Certainly the impositions of public law result in a personal liability on the owner and not just a charge on the property, but it is not invariably the case that when a minor comes under some personal liability in consequence of a legal transaction the transaction needs the approval of the statutory representative under §107, 108 BGB. This court indicated in its decision about the transfer of a dwelling that when one is considering whether a transaction is purely advantageous one must consider the purpose of §107 BGB and avoid construing it too rigidly. The principal purpose of §107 BGB is to protect the minor from the risk of dissipation of his estate., but since the economic effects of a transaction may in practice be very difficult to ascertain the code, in the interests of legal security, adopts the formal criterion of "legal disadvantage", which in the normal case does indeed indicate an economic risk. The codifiers having so decided, we cannot possibly substitute a test of economic advantage for their test of legal advantage, but we can properly hold that certain legal disadvantages, whose risk to the estate of the minor is typically trivial, should not fall under that provision. This is the case with of personal liabilities which attach to the minor by law and are limited in extent and economically so slight that it would be unjustifiable for the statutory representative or carer to refuse his approval. When the appropriate appraisal is clear in advance it would be pure formalism to make the validity of a transaction depend on such approval. No loss of legal certainty would ensue from a restrictive construction of §107 BGB in line with its purpose if a closed list were drawn up of clearly identified legal disadvantages, abstractly defined, which typically involve no risk to the minor¿s assets. One such legal disadvantage would be the liability of the minor to meet the recurrent impositions on landowners resulting from public law. Since these are limited in amount and can normally be met from the current produce of the land they typically involve no risk for the minor¿s assets. They are not such as would lead any statutory representative or curator with the minor¿s interests at heart to refuse his consent. This is sufficient justification for regarding them as not entailing any legal disadvantage.

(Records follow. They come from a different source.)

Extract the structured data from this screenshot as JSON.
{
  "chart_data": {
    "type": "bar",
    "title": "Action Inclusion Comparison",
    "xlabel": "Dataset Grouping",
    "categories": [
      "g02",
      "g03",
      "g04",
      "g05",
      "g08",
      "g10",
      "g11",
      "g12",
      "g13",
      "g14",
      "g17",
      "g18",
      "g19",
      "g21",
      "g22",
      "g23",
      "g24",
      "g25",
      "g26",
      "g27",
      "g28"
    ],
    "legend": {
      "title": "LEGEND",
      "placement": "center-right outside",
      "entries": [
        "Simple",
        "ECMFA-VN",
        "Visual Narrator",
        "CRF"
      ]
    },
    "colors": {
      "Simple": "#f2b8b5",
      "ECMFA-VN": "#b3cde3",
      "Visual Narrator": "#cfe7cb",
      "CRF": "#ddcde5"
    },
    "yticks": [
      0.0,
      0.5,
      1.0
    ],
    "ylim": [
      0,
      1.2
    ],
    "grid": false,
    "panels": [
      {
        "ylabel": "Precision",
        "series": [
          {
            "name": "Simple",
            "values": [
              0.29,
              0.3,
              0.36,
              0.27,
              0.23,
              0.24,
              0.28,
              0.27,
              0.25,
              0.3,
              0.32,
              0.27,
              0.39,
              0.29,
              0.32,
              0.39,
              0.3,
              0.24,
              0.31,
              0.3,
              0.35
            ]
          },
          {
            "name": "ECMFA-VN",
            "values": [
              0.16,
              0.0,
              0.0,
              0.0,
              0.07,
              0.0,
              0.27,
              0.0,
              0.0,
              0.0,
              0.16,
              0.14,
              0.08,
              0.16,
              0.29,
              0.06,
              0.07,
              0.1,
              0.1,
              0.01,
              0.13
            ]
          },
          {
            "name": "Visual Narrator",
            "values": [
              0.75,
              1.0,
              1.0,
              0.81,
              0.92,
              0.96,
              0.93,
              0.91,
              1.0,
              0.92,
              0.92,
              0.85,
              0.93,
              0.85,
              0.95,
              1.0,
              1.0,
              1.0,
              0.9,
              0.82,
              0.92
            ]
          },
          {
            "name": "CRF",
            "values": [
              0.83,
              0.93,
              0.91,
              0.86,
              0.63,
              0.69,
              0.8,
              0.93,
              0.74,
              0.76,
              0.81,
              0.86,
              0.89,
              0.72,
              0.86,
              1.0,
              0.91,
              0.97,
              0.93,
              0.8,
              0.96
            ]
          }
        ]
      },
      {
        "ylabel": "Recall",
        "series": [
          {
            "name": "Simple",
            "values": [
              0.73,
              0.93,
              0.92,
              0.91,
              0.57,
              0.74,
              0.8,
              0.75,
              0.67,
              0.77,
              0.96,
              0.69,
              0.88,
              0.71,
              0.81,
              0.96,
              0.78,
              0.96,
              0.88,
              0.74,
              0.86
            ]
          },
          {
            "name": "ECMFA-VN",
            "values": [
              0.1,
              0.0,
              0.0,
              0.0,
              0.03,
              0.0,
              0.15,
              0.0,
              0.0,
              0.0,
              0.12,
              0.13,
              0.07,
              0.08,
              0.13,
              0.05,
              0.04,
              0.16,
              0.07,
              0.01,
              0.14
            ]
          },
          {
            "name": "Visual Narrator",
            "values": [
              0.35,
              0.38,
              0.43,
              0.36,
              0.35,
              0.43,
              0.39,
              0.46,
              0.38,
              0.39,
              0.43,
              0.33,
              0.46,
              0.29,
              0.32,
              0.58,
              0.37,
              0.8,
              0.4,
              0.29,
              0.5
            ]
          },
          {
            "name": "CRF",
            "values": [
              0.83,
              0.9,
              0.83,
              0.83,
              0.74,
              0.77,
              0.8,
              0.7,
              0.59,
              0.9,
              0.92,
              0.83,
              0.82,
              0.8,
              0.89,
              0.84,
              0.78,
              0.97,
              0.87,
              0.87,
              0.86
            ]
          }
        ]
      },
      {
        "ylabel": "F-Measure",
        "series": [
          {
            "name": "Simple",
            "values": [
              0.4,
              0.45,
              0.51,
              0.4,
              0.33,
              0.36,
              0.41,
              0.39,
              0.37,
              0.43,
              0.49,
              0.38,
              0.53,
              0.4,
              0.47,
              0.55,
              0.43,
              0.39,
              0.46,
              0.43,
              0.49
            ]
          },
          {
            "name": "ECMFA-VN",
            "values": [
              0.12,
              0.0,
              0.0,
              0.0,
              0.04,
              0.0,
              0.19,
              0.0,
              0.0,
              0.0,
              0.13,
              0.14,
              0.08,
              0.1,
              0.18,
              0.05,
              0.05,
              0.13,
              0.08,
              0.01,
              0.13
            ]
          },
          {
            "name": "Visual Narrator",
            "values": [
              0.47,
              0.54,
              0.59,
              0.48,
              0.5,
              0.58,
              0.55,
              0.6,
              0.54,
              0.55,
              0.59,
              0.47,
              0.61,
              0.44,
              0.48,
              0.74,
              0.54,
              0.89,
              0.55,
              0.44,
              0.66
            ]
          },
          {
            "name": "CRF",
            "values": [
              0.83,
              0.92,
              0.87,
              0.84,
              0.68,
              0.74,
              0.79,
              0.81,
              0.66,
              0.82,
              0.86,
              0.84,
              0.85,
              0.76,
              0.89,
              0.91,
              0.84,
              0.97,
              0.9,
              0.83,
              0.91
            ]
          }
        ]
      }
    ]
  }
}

We need not decide in this case whether this applies to exceptional burdens on land, such as the obligation to contribute to local roadworks, since there is no reason to suppose that any such obligation will fall on the minor parties here. The mere possibility that in future they might incur a liability to make such contributions does not amount to a legal disadvantage.
2. It follows that the transfer agreed between the parties is valid without the approval of a statutory representative, a curator or the court.